Jean-Baptiste Schmider est le président directeur-général (PDG) de Citiz, une coopérative qui travaille autour de l’auto-partage. Avec huit autres sociétés coopératives d’intérêt collectif (SCIC), dont Enercoop ou Railcoop, il est à l’origine du mouvement Licoornes1. Objectif : proposer un nouveau modèle de coopération au service des territoires au sein duquel l’ensemble des parties prend part aux décisions. Interview à l’occasion des Entretiens territoriaux de Strasbourg (ETS) 2022.

Où se situe le modèle coopératif entre les entreprises privées et le service public ?

Citiz est un groupe coopératif. Nous sommes un réseau qui regroupe quatorze opérateurs -locaux présents sur différents territoires. Nous travaillons autour de l’auto-partage dont le principe est d’avoir des voitures en libre-service, accessibles à tous, qui permettent de se passer de la première ou seconde voiture, en complément de la marche, du vélo et des transports en commun. Nous sommes une solution de mobilité complémentaire qui s’inscrit dans le paysage local. En tant que coopérative, nous nous positionnons comme une troisième voie entre le service public et des opérateurs privés purs qui peuvent être soit des grands groupes, soit des start-up. Le mouvement Licoornes correspond à cette dynamique. C’est un réseau de coopératives, dont neuf SCIC, qui se sont regroupées derrière une idée simple : offrir une alternative pour répondre à tous les besoins de consommation courante des -habitants, aux vrais besoins sur nos territoires.

En quoi vous assimilez-vous à un service public ?

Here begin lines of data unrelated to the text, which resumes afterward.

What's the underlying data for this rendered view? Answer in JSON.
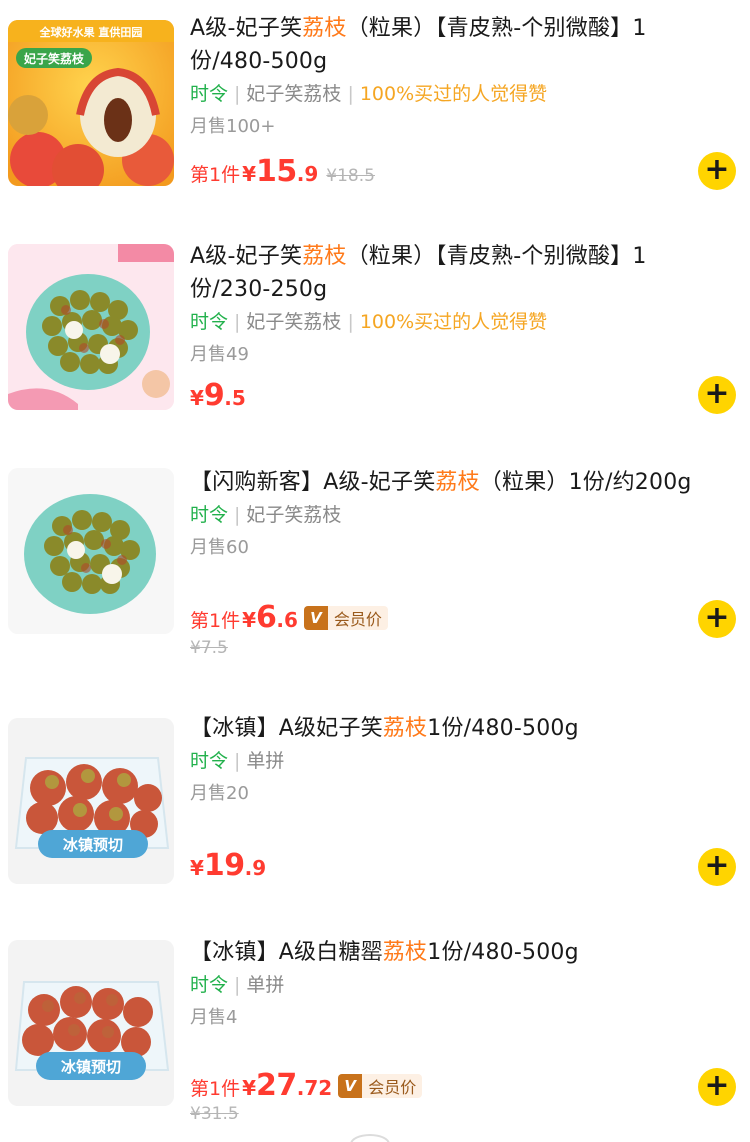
{
  "products": [
    {
      "title_pre": "A级-妃子笑",
      "title_hl": "荔枝",
      "title_post": "（粒果）【青皮熟-个别微酸】1份/480-500g",
      "tag_season": "时令",
      "tag_variety": "妃子笑荔枝",
      "tag_praise": "100%买过的人觉得赞",
      "sales": "月售100+",
      "first_piece": "第1件",
      "yen": "¥",
      "price_int": "15",
      "price_dec": ".9",
      "original_price": "¥18.5",
      "member_v": "",
      "member_label": "",
      "image_banner": "全球好水果  直供田园",
      "image_title": "妃子笑荔枝",
      "add_icon": "plus-icon"
    },
    {
      "title_pre": "A级-妃子笑",
      "title_hl": "荔枝",
      "title_post": "（粒果）【青皮熟-个别微酸】1份/230-250g",
      "tag_season": "时令",
      "tag_variety": "妃子笑荔枝",
      "tag_praise": "100%买过的人觉得赞",
      "sales": "月售49",
      "first_piece": "",
      "yen": "¥",
      "price_int": "9",
      "price_dec": ".5",
      "original_price": "",
      "member_v": "",
      "member_label": "",
      "add_icon": "plus-icon"
    },
    {
      "title_pre": "【闪购新客】A级-妃子笑",
      "title_hl": "荔枝",
      "title_post": "（粒果）1份/约200g",
      "tag_season": "时令",
      "tag_variety": "妃子笑荔枝",
      "tag_praise": "",
      "sales": "月售60",
      "first_piece": "第1件",
      "yen": "¥",
      "price_int": "6",
      "price_dec": ".6",
      "original_price": "¥7.5",
      "member_v": "V",
      "member_label": "会员价",
      "add_icon": "plus-icon"
    },
    {
      "title_pre": "【冰镇】A级妃子笑",
      "title_hl": "荔枝",
      "title_post": "1份/480-500g",
      "tag_season": "时令",
      "tag_variety": "单拼",
      "tag_praise": "",
      "sales": "月售20",
      "first_piece": "",
      "yen": "¥",
      "price_int": "19",
      "price_dec": ".9",
      "original_price": "",
      "member_v": "",
      "member_label": "",
      "image_banner": "冰镇预切",
      "add_icon": "plus-icon"
    },
    {
      "title_pre": "【冰镇】A级白糖罂",
      "title_hl": "荔枝",
      "title_post": "1份/480-500g",
      "tag_season": "时令",
      "tag_variety": "单拼",
      "tag_praise": "",
      "sales": "月售4",
      "first_piece": "第1件",
      "yen": "¥",
      "price_int": "27",
      "price_dec": ".72",
      "original_price": "¥31.5",
      "member_v": "V",
      "member_label": "会员价",
      "image_banner": "冰镇预切",
      "add_icon": "plus-icon"
    }
  ],
  "colors": {
    "highlight": "#ff7a1a",
    "price": "#ff3b30",
    "season_tag": "#22b14c",
    "praise_tag": "#f5a623",
    "add_button": "#ffd400",
    "member_badge": "#c8721b"
  }
}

Nous sommes une partie de la solution aux enjeux de mobilité. Face aux défis de la transition, il est impératif de passer d’une économie classique à une économie du partage. Cela inscrit notre projet dans l’économie circulaire. Notre idée : plus de liens, moins de biens. Il faut savoir qu’une voiture partagée remplace entre cinq à dix voitures particulières, selon les études. Nous nous inscrivons dans la démarche de la ville du quart d’heure, il s’agit d’une ville où il y a plus de place pour les piétons, pour le logement, et donc pour la qualité de vie. Notre mouvement contribue à reverdir les villes ou à développer l’agriculture urbaine. Nous participons à aider les collectivités à répondre aux défis de demain.

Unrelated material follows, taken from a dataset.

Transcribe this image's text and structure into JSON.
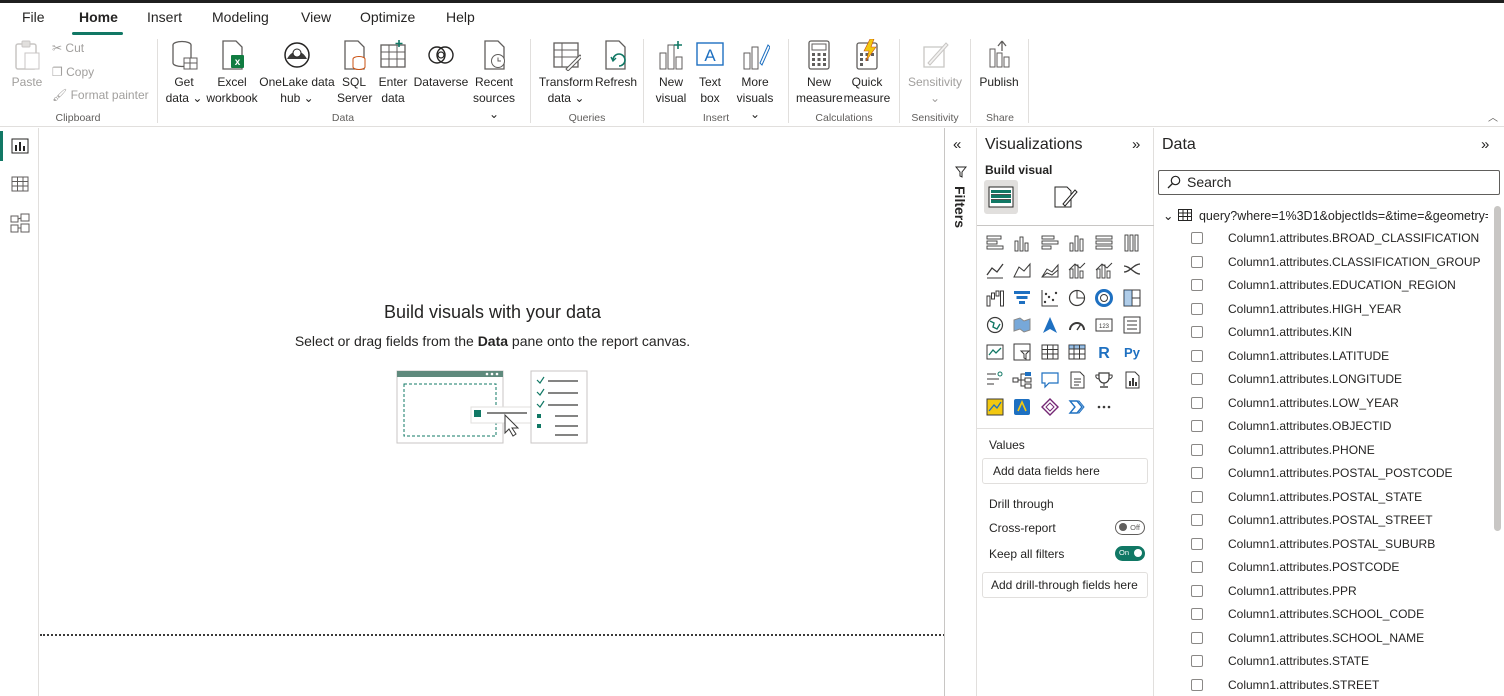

Le format coopératif permet-il de changer de regard ?

La coopérative d’intérêt collectif associe toutes les parties prenantes sur un territoire. D’abord les usagers puis les salariés producteurs qui contribuent à réaliser le service, les collectivités et tous les autres partenaires. Par exemple, Citiz a comme partenaires les acteurs du transport public, comme les sociétés de parking ou les sociétés liées au vélo. Nous cherchons un modèle pertinent adapté à chaque territoire. La problématique de l’auto-partage n’est pas la même dans une métropole d’un million d’habitants que dans une ville moyenne de 50 000 habitants. Pour chaque territoire, nous allons essayer de trouver la réponse adaptée en partenariat avec toutes les parties prenantes.

Comment décide-t-on dans une coopérative ?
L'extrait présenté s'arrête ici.